In the last month of 2019, worldwide air cargo decreased by 1.7 per cent year-on-year, the smallest YoY decrease since January 2019, but a decline nevertheless.
The year ended with a mixed picture, not with the positive figures the air cargo world had hoped for, says WorldACD Market Data in their latest analysis.
The results for the full year 2019 were not impressive: Worldwide revenue, measured in USD, fell by 11.7 per cent compared to the top year 2018, while it did not grow compared to 2017 either. The main reason was a YoY yield drop of 7.6 per cent, as total weight fell by 4.4 per cent, says WorldACD.
And although pharmaceuticals and vulnerable goods (including high-tech) both showed growth of around 8.5 per cent in volume, their yield drops – though not as steep as in general cargo – were a cause for concern for the airlines.
High-Tech & Other Vulnerable Goods increased by +13.3 per cent YoY, while Pharma & Temperature Controlled Goods rose by +12.6 per cent YoY. In perishables, flowers did best (+3.5 per cent YoY), but fruits & vegetables suffered (-7.9 per cent).
Origin Europe took the hardest hit in 2019, losing more than 16 per cent of its revenues (in USD) of the previous year, equal to -12 per cent in EUR, with Germany accounting for half of Europe’s woes.
As reported throughout the year, the smaller regions of Africa and Latin America fared better than the larger regions in the Northern hemisphere. While Asia Pacific and Europe outbound was slightly better than inbound, the opposite was the case for North America. This brings us to the main story of the past year, says WorldACD: The influence of Trump’s trade wars on the world’s trade flows.
Many have attributed (part of) the disappointing 2019 results for air cargo to the worsening US–China relationship, but trying to establish where the consequences of the trade war were felt most, is not all that easy.
Total China inbound dropped by 6.0 per cent, but China outbound increased by 2.7 per cent YoY in total, increased by 2.8 per cent to Europe, and dropped by only 0.3 per cent to the US. “That certainly looks a whole lot better than the worldwide drop of 4.4 per cent YoY,” WorldACD notes.

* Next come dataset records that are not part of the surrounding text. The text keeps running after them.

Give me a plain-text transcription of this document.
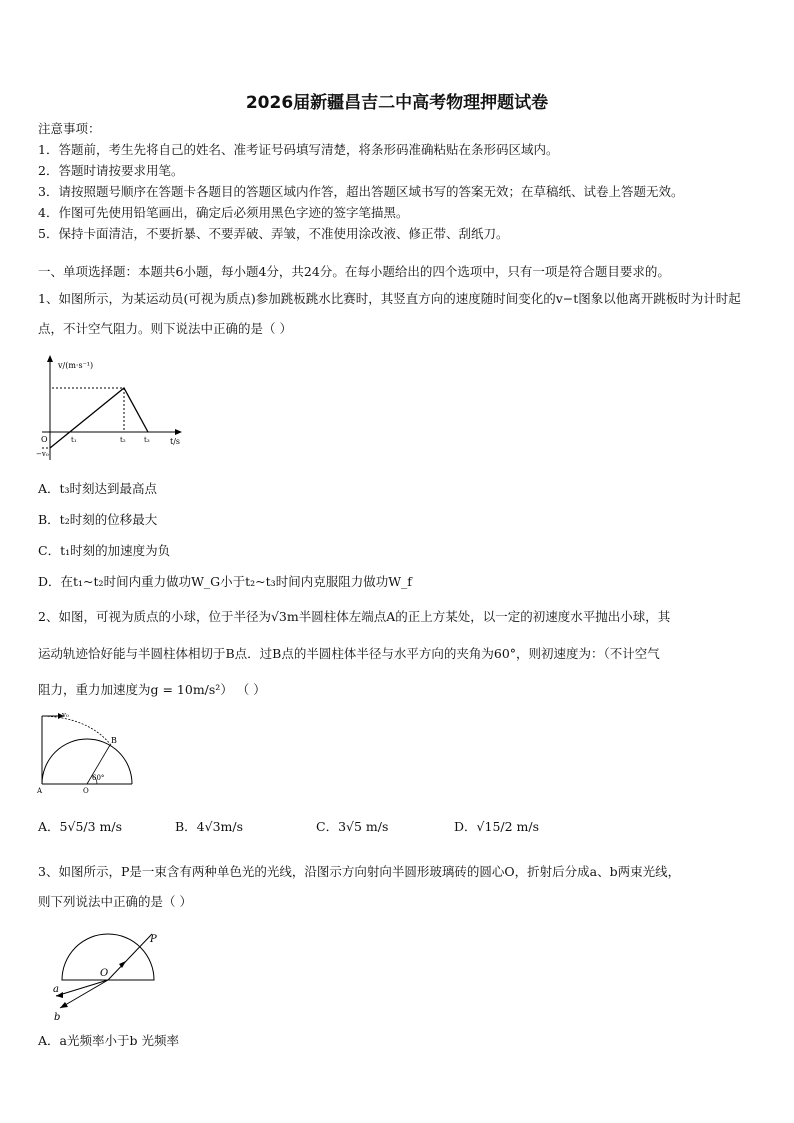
2026届新疆昌吉二中高考物理押题试卷
注意事项：
1．答题前，考生先将自己的姓名、准考证号码填写清楚，将条形码准确粘贴在条形码区域内。
2．答题时请按要求用笔。
3．请按照题号顺序在答题卡各题目的答题区域内作答，超出答题区域书写的答案无效；在草稿纸、试卷上答题无效。
4．作图可先使用铅笔画出，确定后必须用黑色字迹的签字笔描黑。
5．保持卡面清洁，不要折暴、不要弄破、弄皱，不准使用涂改液、修正带、刮纸刀。
一、单项选择题：本题共6小题，每小题4分，共24分。在每小题给出的四个选项中，只有一项是符合题目要求的。
1、如图所示，为某运动员(可视为质点)参加跳板跳水比赛时，其竖直方向的速度随时间变化的v−t图象以他离开跳板时为计时起点，不计空气阻力。则下说法中正确的是（ ）
v/(m·s⁻¹)
t/s
O
−v₀
t₁	t₂	t₃
A．t₃时刻达到最高点
B．t₂时刻的位移最大
C．t₁时刻的加速度为负
D．在t₁~t₂时间内重力做功W_G小于t₂~t₃时间内克服阻力做功W_f
2、如图，可视为质点的小球，位于半径为√3m半圆柱体左端点A的正上方某处，以一定的初速度水平抛出小球，其
运动轨迹恰好能与半圆柱体相切于B点．过B点的半圆柱体半径与水平方向的夹角为60°，则初速度为：（不计空气
阻力，重力加速度为g = 10m/s²） （ ）
v₀
B
A	O
60°
A．5√5/3 m/s	B．4√3m/s	C．3√5 m/s	D．√15/2 m/s
3、如图所示，P是一束含有两种单色光的光线，沿图示方向射向半圆形玻璃砖的圆心O，折射后分成a、b两束光线，
则下列说法中正确的是（ ）
P
O
a
b
A．a光频率小于b 光频率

But it is not the whole story, as one of China’s great gateways, Hong Kong, lagged behind considerably: Overall export by air fell by 5.5 per cent, but the decrease in business to Europe and the US was biting much harder (-10.8 and -14.4 per cent respectively).
The US on the other hand, saw total outbound decrease by 5.3 per cent YoY, and lost less than that in its air cargo business to China (-4.9 per cent), but more to Europe (-5.7 per cent). And inbound US stood at -4.0 per cent YoY.
Turning to flight information, WorldACD notes there have been quite a lot of “upbeat messages” lately, based on this information. “As we all know, operational (flight) data should be ‘handled with care’ when trying to read into them how specific markets are developing,” WorldACD says.
It cites the example of Japan in Q4 of 2019. Based on WorldACD data for freight carried on flights ex-Japan, one sees a continuing YoY improvement over the previous three quarters. But, when considering market data (based on origin and destination from AWB’s), the picture is drastically different, it says.
Japan’s YoY market performance was worst in Q4 2019. In other words, flights ex-Japan may have done better, but not with business originating in Japan. As a matter of fact, an increase in cargo originating in China, carried on flights ex-Japan, is an important reason for the difference observed, the data analytics company says.